30/06/2015 - Results from Island Wide Survey on Offshore Renewable Energy Shows Strong Support for Renewables

Tuesday 30 June, 2015

A 3-year PhD research project, sponsored by the Commerce and Employment Department, has published results from the third and final study - an island wide survey on local opinions and views on the future role of macro offshore renewable energy in Guernsey.

The research, carried out by Bouke Wiersma and supervised by Professor Patrick Devine-Wright of the University of Exeter, has focused on perceptions and views on offshore renewable energy such as tidal, wave and offshore wind energy. An island wide survey, utilising a bespoke questionnaire, was carried out to assess public views on the future of energy in general, but with a specific focus on renewables.

Almost 500 residents from across the island completed the survey during January and February 2015 and some key information was gathered. The survey forms part of the joint work which Commerce & Employment’s Renewable Energy Team (RET) are carrying out to progress macro renewable energy. The results from the survey (along with the other studies from the Exeter PhD research) will be used to inform RET’ strategy and proposed renewable energy policy, linking in with the Island energy policy, going forward.
The report is available to download in full from the downloads section, as is a 3 page summary of the results.

Some of the key findings were as follows:

· There is a strong agreement that Guernsey should make use of its natural resources to generate electricity locally (89% agree) and 77% believe that Guernsey should be more self-sufficient for electricity.

· Tidal energy is the most popular technology (86% supported); with solar (81%) and wave energy (80%) also widely supported; offshore wind was also supported by a majority (58%).

· Ownership model – there was significantly stronger support if a project was owned locally rather than externally (63% favoured local ownership for tidal and smaller offshore wind)

· Location of a project is important with more supporting an offshore wind project to the north of the island (55% supported) and more support for a tidal project to the west (if such a location were feasible).

· Generation for local use vs export – there was stronger support for projects where the power is used on Guernsey rather than exporting (only 24% indicated support for a project where the power is primarily exported).

· The majority of people (74% for tidal and 61% from offshore wind) were willing to pay at least a small amount more (varying from up to £50 to over £150 p.a.) for electricity from locally offshore renewable energy.

Jeremy Thompson, Chairman of RET, commented: “This research has provided an independent review of islander opinion on the role of offshore renewable energy sources in Guernsey’s energy future. It was of particular value to note that so many of the respondents (89%) supported making use of Guernsey’s natural resources to generate electricity.”

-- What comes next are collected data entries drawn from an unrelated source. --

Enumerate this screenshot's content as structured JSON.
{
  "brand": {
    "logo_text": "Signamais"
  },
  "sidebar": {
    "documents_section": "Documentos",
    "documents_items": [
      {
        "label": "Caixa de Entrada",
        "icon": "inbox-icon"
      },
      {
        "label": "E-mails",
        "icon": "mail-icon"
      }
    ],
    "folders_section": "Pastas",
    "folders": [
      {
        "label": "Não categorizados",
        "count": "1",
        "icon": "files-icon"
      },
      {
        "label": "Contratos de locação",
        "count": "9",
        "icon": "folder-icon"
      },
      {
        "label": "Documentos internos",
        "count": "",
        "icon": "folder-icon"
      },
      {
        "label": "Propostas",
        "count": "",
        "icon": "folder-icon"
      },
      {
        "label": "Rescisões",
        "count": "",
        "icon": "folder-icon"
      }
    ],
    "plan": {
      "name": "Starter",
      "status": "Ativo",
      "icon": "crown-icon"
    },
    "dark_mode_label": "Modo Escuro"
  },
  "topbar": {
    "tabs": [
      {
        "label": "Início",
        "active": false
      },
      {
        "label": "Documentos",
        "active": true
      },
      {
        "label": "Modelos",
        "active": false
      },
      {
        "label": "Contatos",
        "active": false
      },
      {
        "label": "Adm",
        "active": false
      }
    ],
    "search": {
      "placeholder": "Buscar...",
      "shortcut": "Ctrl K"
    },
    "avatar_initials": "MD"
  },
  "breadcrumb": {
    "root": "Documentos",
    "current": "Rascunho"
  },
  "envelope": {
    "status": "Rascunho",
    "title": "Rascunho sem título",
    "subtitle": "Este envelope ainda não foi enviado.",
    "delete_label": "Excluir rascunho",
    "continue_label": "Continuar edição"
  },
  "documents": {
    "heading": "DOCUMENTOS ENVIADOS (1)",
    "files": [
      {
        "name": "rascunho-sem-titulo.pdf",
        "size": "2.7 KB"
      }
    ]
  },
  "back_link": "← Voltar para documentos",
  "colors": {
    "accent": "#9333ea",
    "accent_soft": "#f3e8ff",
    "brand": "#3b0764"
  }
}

Kevin Stewart, Minister for Commerce & Employment, said: “It is vital to gather facts and evidence when informing public policy as it is invaluable in making appropriate, informed decisions in the future. Commerce and Employment will take these views on board when continuing its work and making proposals regarding offshore renewables. It is also important to remember that although offshore renewable energy could play a part in the future electricity production it is still more expensive than traditionally generated electricity and with tidal in particular it is still likely to be many years before a large scale local project is a reality.”

Alan Bates, Chief Executive of Guernsey Electricity and who assists RET with its work commented: “GEL has watched with interest the developments in renewables and supports RET and C&E in their work. We see that renewables has a long term place in the electricity generation mix on the island. We will continue to work with RET to ensure we understand the optimum time to utilise renewable technology. RET and GEL are currently focused on jointly working to further investigate the feasibility of offshore wind in Guernsey.”

Professor Patrick Devine-Wright, says: “The results show strong public support for renewable energy as well as specific details that should be useful for policy making going forward. First, tidal energy is more strongly preferred that other forms of renewable energy. Second, place is important – some locations are preferred more than others for technologies such as tidal or offshore wind – getting the place right is as significant as getting the technology right. Finally, our research shows why these preferences exist. The tides form part of island culture, familiar to everyone and valued as an important aspect of Guernsey’s distinctiveness. Local ownership and use of energy stems from shared concerns about self-sufficiency. In summary, policies on future energy sources that go with the grain of these wider concerns is more likely to secure social acceptability.”